Митя не совсем понимал, зачем художнику знать, храбр ли лейтенант Туровцев, но не решился отшутиться.
"В самом деле, - думал он, - храбр ли я? Чем это доказывается? Выбором военной профессии? Но где уверенность, что я выбрал ее правильно? Был ли я смелым с детства? Сейчас это трудно проверить, за все время, что я провел в пионерлагерях, не помню, чтоб я хоть раз подвергался какому-нибудь риску. Администрация и вожатые больше всего на свете боялись, чтоб кто-нибудь из нас не утонул, не простудился, не потерял в весе. В училище я проходил водолазные испытания в башне и разок прыгнул с парашютом; особого удовольствия мне это не доставило, но я не боялся. Было бы гораздо страшнее, если б оказалось, что я не умею заставить себя делать то, что делают все остальные. Война? Во время таллинского перехода я вел себя как будто неплохо, но этим просто стыдно хвалиться. Я не трусил во время звездного налета на кронштадтский рейд, но какая же в том заслуга? Рядом со мной были сотни людей, которые не только не трусили, но еще и отлично действовали: артиллеристы стреляли по самолетам, аварийные партии боролись за живучесть. О ленинградском периоде и говорить нечего - с начала блокады почти равной опасности подвергается трехмиллионное население…"

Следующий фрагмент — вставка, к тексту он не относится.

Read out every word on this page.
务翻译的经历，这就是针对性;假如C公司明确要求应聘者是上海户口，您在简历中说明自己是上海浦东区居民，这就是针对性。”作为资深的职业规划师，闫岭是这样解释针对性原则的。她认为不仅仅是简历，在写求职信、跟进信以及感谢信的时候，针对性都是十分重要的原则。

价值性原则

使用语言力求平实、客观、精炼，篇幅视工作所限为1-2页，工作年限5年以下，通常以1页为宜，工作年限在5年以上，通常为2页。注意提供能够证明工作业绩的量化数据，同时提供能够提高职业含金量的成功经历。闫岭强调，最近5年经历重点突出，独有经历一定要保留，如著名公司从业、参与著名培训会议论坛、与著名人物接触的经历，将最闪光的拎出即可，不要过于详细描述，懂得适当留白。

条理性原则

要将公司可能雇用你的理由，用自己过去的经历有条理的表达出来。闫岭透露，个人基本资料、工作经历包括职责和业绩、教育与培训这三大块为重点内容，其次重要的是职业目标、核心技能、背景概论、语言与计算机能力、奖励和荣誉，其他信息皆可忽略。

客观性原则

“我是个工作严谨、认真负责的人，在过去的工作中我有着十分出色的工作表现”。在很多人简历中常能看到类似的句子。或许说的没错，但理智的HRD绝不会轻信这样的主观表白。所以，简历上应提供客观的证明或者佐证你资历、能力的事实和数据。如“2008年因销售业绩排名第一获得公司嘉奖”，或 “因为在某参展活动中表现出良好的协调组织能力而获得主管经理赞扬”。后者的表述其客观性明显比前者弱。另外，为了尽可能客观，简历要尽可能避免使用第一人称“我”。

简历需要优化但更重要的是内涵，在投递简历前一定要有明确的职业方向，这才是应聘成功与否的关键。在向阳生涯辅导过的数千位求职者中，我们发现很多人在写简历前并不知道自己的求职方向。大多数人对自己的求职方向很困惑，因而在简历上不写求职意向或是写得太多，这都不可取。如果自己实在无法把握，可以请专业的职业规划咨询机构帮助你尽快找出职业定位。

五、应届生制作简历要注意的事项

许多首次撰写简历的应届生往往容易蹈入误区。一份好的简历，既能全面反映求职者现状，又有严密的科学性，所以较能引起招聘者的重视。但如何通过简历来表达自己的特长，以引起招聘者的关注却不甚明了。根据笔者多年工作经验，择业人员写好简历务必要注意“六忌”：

- Не знаю, - произнес он вслух.
Художник кивнул головой.
- Понимаю, это трудный вопрос. Но ответить на него "не знаю" - это уже кое-что. В двадцать лет кажется, что знаешь все.
- Мне уже двадцать три, - неизвестно зачем сказал Митя.
- Двадцать три! А вот мне - шестьдесят девять, ровно втрое больше. И когда я чего-нибудь не знаю, это много хуже. Можно предположить, что я этого так и не узнаю.
- Почему?
- Есть такое слово - "поздно". Очень страшное слово, даже более страшное, чем "никогда".
- До сих пор я как будто вел себя не хуже других, - сказал Митя раздумчиво. - Вот именно, я был как все. Мне ведь почти не приходилось принимать решений. - Он опасливо взглянул на собеседника - не скучно ли?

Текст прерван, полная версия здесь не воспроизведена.